(Bloomberg) – The recovery that made Tesla Inc. bigger than Toyota and Volkswagen is better suited to a tech company than an automaker, and buying the shares now is likely a mistake for anyone other than daily traders said an analyst by cutting his rating on theShare.
Valuation risks include the possibility that new Tesla models cannibalize sales of older ones, and growing competition in the overall electric vehicle market, wrote Sanford C. Bernstein analyst Toni Sacconaghi. While Elon Musk’s company has recently executed its strategy well, the 481% gain in shares in the past year probably reflects more good news than is yet to come, he said in a note to clients.
“Let’s be clear: this is a valuation call,” Sacconaghi wrote, calling the market value “mind-blowing.” It lowered its rating to the equivalent of a sale from a hold and maintained its target price of $ 900, representing a 42% discount as of Monday’s close. The shares fell as much as 4% to $ 1,477.60 on Tuesday.
Sacconaghi’s downgrade follows an advance that boosted the company’s valuation by more than $ 300 billion at one point amid investor optimism about strong second-quarter results, possible inclusion in the S&P index. 500 and the anticipation of new battery technology.
However, the analyst pointed out that trying to predict the direction of Tesla’s actions in the short term could be a “fool’s game”.
“Expectations seem achievable / achievable, the next Battery Day could be remarkable, and there is a strong price boost both in Tesla and among overall growth stocks,” said the analyst.

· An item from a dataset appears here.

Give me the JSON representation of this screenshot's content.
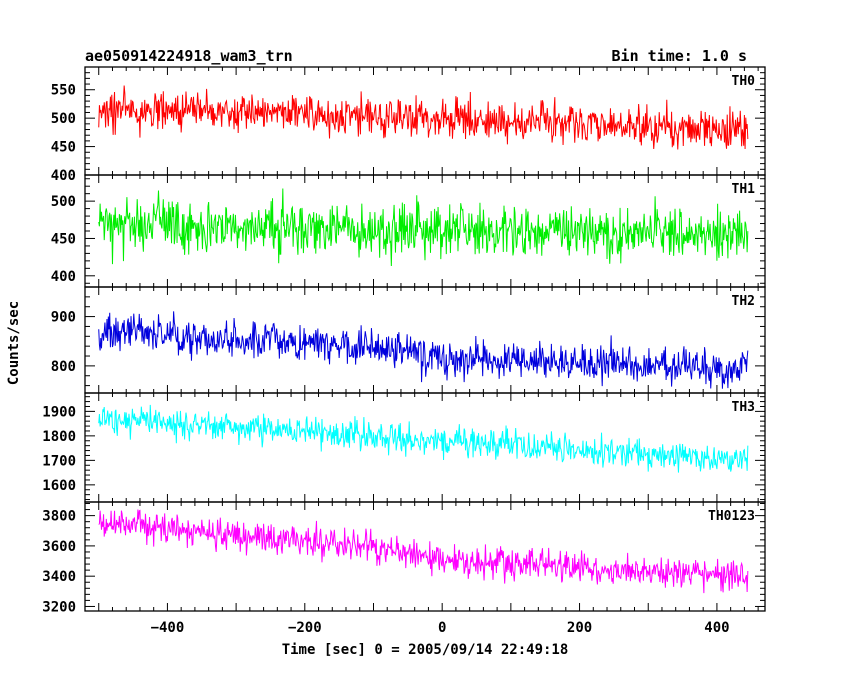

Sacconaghi said he would change his mind if Tesla finally demonstrates unique progress in autonomous driving or other software, leading to high margins over time.
The current valuation has led some investors to start valuing Tesla as if it were a technology stock. Sacconaghi noted that its market value is now larger than Toyota and Volkswagen combined. The two collectively make 20 million cars each year, compared to the 500,000 cars Tesla expects for this year.
Separately, Tesla said in a regulatory filing early Tuesday that it has cleared its deferred revenue balance related to sales of regulatory credits to other automakers. Without the sale of credits to non-compliant automakers, Tesla would not have made a profit last quarter.
Chief Financial Officer Zachary Kirkhorn said last week that while Tesla expects regulatory loan revenues to double approximately this year, it assumes that those sales will not make a significant contribution to the business in the future. Deferred revenue reached zero as of June 30, of $ 140 million at the end of the first quarter.